If your occupation requires you to sit for extended periods, your best strategy for coping with this inactive lifestyle is to work standing up or take frequent breaks away from your chair. Research published in the European Heart Journal indicates that the more often you stand up during a mostly seated day, the better your chances are of avoiding heart disease and maintaining a healthy weight.

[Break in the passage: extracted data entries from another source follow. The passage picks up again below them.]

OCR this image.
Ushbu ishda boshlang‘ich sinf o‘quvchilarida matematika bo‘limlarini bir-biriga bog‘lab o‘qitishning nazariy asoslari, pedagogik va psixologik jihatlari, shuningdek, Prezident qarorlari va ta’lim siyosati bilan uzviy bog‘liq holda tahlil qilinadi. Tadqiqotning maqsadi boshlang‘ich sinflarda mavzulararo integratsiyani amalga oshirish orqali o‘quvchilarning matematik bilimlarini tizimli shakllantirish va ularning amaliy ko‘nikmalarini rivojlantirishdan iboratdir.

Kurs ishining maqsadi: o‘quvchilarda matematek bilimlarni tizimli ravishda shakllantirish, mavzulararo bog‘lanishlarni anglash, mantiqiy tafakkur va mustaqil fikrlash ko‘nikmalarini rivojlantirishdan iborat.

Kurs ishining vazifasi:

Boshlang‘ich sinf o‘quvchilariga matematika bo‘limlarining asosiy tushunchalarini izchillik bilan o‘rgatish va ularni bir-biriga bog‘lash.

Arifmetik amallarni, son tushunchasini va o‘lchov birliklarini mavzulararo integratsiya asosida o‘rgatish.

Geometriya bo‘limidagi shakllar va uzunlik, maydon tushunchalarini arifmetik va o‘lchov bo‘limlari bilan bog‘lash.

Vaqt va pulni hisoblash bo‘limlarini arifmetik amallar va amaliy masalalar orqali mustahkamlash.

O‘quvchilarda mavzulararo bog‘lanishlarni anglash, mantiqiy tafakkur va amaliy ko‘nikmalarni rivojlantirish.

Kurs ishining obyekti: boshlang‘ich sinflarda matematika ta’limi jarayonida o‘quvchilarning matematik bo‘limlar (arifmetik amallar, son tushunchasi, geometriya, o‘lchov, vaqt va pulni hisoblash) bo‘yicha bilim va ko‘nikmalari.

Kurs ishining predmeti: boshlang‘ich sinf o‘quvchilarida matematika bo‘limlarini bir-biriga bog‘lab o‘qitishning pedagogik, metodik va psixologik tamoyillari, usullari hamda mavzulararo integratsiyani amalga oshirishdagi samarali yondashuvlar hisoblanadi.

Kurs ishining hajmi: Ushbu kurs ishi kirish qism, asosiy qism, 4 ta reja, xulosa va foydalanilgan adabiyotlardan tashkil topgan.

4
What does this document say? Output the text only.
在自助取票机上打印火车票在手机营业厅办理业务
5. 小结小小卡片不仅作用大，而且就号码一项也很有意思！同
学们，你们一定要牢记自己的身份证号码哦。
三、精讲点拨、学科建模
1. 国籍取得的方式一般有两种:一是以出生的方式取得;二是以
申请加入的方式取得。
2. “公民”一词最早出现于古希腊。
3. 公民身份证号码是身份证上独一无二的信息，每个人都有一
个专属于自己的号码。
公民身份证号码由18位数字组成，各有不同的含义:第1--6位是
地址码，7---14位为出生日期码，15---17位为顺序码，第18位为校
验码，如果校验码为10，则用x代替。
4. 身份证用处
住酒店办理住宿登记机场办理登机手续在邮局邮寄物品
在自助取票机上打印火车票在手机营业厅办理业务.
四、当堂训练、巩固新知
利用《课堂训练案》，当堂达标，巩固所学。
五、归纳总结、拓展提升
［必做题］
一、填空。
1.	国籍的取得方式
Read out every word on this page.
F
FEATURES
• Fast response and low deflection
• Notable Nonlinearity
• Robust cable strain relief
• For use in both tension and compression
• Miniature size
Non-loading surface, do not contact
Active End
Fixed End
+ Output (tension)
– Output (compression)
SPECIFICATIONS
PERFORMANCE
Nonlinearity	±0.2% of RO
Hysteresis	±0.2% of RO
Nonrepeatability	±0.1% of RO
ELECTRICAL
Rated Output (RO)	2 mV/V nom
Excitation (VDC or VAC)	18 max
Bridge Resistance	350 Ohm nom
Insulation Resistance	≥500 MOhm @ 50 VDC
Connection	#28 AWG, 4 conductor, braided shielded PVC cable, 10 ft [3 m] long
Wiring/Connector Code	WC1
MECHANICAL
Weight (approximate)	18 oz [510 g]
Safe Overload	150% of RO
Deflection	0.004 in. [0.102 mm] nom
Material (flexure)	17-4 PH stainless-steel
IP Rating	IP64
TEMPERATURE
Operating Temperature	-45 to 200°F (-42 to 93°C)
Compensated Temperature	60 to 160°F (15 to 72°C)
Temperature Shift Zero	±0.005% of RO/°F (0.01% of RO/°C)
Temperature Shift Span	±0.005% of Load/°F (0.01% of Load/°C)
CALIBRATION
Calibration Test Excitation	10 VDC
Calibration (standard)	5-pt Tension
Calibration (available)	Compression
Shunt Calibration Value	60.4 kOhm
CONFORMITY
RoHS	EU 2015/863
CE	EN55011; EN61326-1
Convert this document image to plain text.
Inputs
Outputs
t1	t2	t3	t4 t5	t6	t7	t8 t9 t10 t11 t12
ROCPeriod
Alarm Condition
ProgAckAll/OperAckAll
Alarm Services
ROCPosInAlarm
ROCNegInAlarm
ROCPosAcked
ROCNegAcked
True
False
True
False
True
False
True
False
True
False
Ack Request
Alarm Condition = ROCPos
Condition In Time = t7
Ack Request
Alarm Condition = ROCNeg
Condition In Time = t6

Genevieve Healy, the leader of this study, states, “For the number of breaks in sedentary time, the most significant differences were observed for waist circumference… The people who took the most breaks had, on average, a 4.1 cm (1.6 inches) smaller waist circumference.” She offers a few practical suggestions for including more standing time at work:

  • Stand up when making phone calls.
  • Take the stairs instead of the elevator.
  • Walk to colleagues’ offices for discussions rather than using instant messaging.
  • Use a restroom on another floor.
  • Encourage coworkers to stand during meetings or take regular breaks during conferences.
  • Incorporate walking into your daily routines by placing your printer at a distance.

The Bottom Line

The evidence supports the fact that your chair can be detrimental to your health if you don’t take measures to stand up regularly. By incorporating more standing time and movement into your daily routines, you can offset some of the negative impacts of sitting for extended periods. So, get up on your feet and take a stand for your health and well-being!